On his days in the national team, Professor Kukoyi said although it was tough juggling a lot of activities, he enjoyed the privileges and fame that came with it.
“When I was in university, we had this gentleman, I can’t remember his name now. He would drive from Lagos to Ibadan on Fridays to pick four others and me, specifically to play with the national team in Lagos. We played with colonial officers and others at the Tafawa Balewa Square those days. It was easy then if you had the passion.
“I took my chance when it came and played to the best of my ability with the national team. It was fun playing for Nigeria.”
Becoming an octogenarian is one milestone some of the cricketers Professor Kukoyi taught have been celebrating since last week. They see in their former teacher a mentor who helped them shape their lives.

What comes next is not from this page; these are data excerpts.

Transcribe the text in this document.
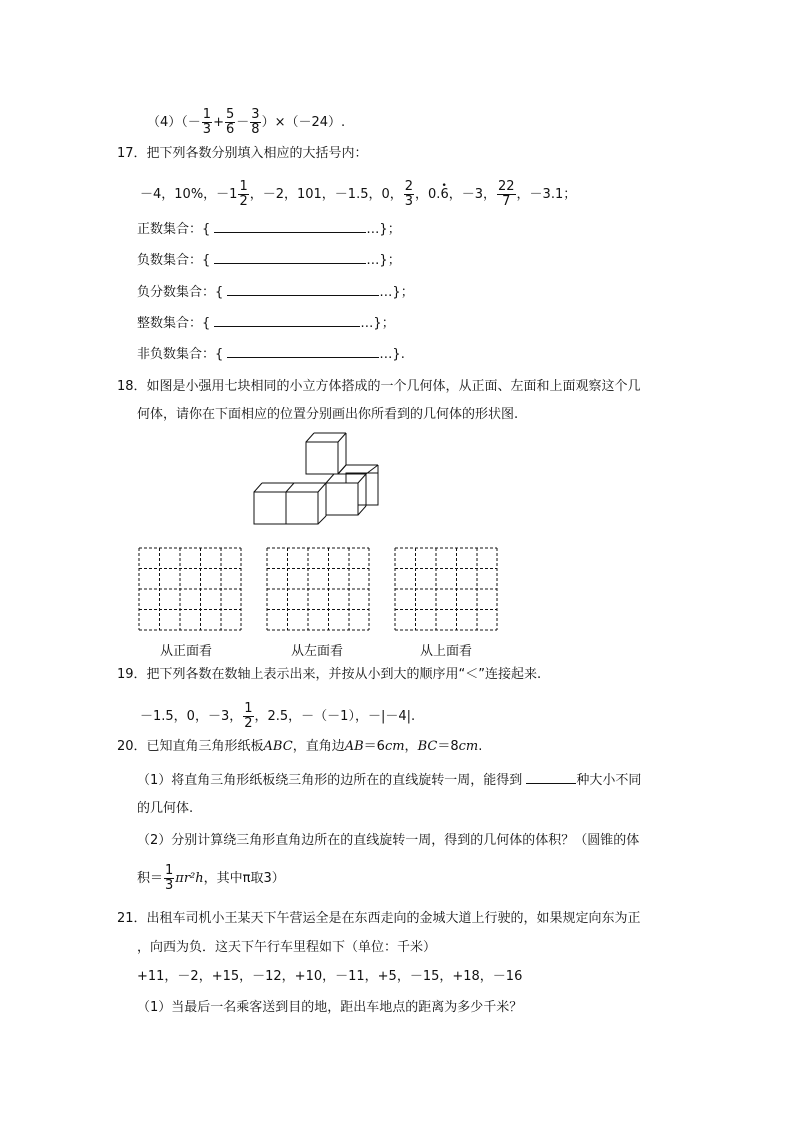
$(4)(- \frac{1}{3} + \frac{5}{6} - \frac{3}{8} )\times(-24)$.
17．把下列各数分别填入相应的大括号内：
－4，10%，$-1 \frac{1}{2}$ ，－2，101，－1.5，0， $\frac{2}{3}$ ，0.• 6，－3， $\frac{22}{7}$ ，－3.1；
正数集合：{	…}；
负数集合：{	…}；
负分数集合：{	…}；
整数集合：{	…}；
非负数集合：{	…}.
18．如图是小强用七块相同的小立方体搭成的一个几何体，从正面、左面和上面观察这个几
何体，请你在下面相应的位置分别画出你所看到的几何体的形状图.
从正面看	从左面看	从上面看
19．把下列各数在数轴上表示出来，并按从小到大的顺序用“＜”连接起来.
－1.5，0，－3， $\frac{1}{2}$ ，2.5，－（－1），－|－4|.
20．已知直角三角形纸板ABC，直角边AB＝6cm，BC＝8cm.
（1）将直角三角形纸板绕三角形的边所在的直线旋转一周，能得到	种大小不同
的几何体.
（2）分别计算绕三角形直角边所在的直线旋转一周，得到的几何体的体积？（圆锥的体
积＝ $\frac{1}{3} \pi r^2h$，其中π取3）
21．出租车司机小王某天下午营运全是在东西走向的金城大道上行驶的，如果规定向东为正
，向西为负．这天下午行车里程如下（单位：千米）
+11，－2，+15，－12，+10，－11，+5，－15，+18，－16
（1）当最后一名乘客送到目的地，距出车地点的距离为多少千米？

On Friday, they gathered to celebrate him and just yesterday, they were all at UNILAG to lay the foundation for a new cricket ground. They also had things to say about their former teacher.
In a tribute entitled, ‘Professor Ade Kukoyi – 80 Runs Not Out,’ the University of Lagos Cricket Alumni (UCA) wrote: “An erudite scholar, gentleman, mentor and stalwart behind Cricket at the University of Lagos from 1966 to 2005. Despite his busy academic schedules, Professor Kukoyi devoted over four decades to manage University of Lagos Cricket teams successfully, year in year out, in a sport which he played to the highest level in the land – featuring in the national cricket team at international competitions for several years.
“Little wonder he spent much of his time to nurture budding talents at the noble sport – many of whom went on to also represent Nigeria and West Africa at international tournaments under the aegis of the International Cricket Council (ICC) including the Associate World Cup.
“That Professor Kukoyi is passionate about the gentleman’s game of cricket, upholding its basic tenets of discipline, respect and team play, is probably stating the obvious. In his younger days, he played for one of the foremost cricket clubs in Lagos and Nigeria as a whole – Dyaks CC. Upon his retirement from competitive cricket, he took to coaching and managing successive University of Lagos teams to vie for honours both at the national and sub-continental levels – specifically the Nigerian University Games (NUGA) and the West African University Games (WAUG) until his retirement from the University in 2005.
“A complete sportsman (also an ardent squash rackets player), he believes firmly in the wholesomeness of mind and body as a sine qua non for the attainment of athletic and academic excellence. He was a stickler for fitness and time – both of which he infused generously into training sessions (akin to Boot Camps) in the lead up to competitions. The norm was for fitness training to commence at 6.00 am at the Sports Centre with several jogging laps around the athletic tracks, followed by muscle toning exercises. In all of these, Prof. Kukoyi led from the front – always there well before time in his yellow coloured three-series BMW sedan ever ready to gracefully do his 40 push-ups to the utter amazement of his mentees, who were, at the time, in their late teens and early twenties.
“Over a 22-year period spanning 12 competitions, the University of Lagos CC played in nine finals, coming out victorious in six and placing second in three. It is to the credit of this first Nigerian graduate of French that he never lost in any finals played in any tournament hosted by any university in Francophone West Africa.”